Idiot-resistant fried rice
I think most of us are used to fried rice recipes that tell us to cook scrambled eggs and then add as many servings of leftover rice as there are people you need to feed. I used to cook fried rice that way too, and it usually turned out mushy. In this case, "usually" means "about 95% of the time.
I've been using a new method for the past six months or so, and my fried rice success rate is now in the mid 70s. Apparently, what I was doing wrong was
1. Cooking the eggs throughly first
2. Starting with cold rice
3. Trying to cook more than one serving at once
4. Using a nonstick frying pan instead of an iron wok.
Now, those of us with Chinese mothers will probably protest, but, remember, I said "idiot resistant". I did not say "authentic."
Garlic soy sauce (peeled cloves of garlic tossed in a glass bottle, fill with enough soy sauce to cover, let sit in fridge for a week. Regular soy is just fine, too), bacon bits (like I said, "idiot resistant", not "authentic"), bowl, eggs (one egg for each cup of rice), and, of course, leftover rice. Not shown: chopped green onions, oil, iron wok, and stainless steel ladle.
Microwave one cup of leftover rice (remember, "idiot resistant", not "authentic"). It should be just as hot as if it were freshly cooked. When that's done, heat whatever else you are going to add to your fried rice, such as diced ham, green onion, canned crab, leftover turkey (I've tried the first three, but I see no reason why the last wouldn't taste good).
In a bowl, beat one egg.
Line up bowl of beaten egg, hot rice, and other ingredients where you can reach them. Tie any children under school age to their chairs. Heat wok until smoking hot. Add oil. Vegetable oil or sesame oil is good. I used bacon grease. Hey, I said "idiot resistant". Never did I say "coronary artery disease resistant."

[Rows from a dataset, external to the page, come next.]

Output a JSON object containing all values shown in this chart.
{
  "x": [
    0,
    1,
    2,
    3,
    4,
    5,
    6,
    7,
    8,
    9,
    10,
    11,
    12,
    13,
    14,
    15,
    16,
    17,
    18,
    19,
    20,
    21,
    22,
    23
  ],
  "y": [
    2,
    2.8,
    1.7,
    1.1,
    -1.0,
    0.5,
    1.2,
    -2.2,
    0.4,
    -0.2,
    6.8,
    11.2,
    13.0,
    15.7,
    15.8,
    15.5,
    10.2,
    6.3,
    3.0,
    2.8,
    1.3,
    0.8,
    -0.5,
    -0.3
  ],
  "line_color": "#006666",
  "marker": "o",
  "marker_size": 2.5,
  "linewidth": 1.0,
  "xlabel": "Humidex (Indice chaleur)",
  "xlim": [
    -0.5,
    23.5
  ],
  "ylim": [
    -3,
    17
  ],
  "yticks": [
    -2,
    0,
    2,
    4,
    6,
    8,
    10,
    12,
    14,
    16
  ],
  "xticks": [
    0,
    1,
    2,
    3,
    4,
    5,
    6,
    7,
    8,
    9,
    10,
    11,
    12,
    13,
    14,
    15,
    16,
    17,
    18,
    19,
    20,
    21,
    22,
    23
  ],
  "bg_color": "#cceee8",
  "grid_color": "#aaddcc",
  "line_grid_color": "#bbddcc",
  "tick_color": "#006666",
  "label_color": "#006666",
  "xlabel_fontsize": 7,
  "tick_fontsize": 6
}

Add egg. Wait 8 seconds, or just count very slowly to eight.
Most of the egg should still be runny when you add the rice.
Now, use your steel ladle to vigorously mix the egg, oil and rice together. What you want to do is create an emulsion of rice, egg and oil, with each grain of rice coated with a very thin layer of egg. A wok and a ladle will work better than a spatula and a frying pan, because the curved shape of the ladle against the curved shape of the wok lets you smash apart any clumps that might form. You don't want a non-stick pan you're going to be afraid of scratching. Another thing: trying to cook more than one cup of rice at a time will make it harder to smash clumps.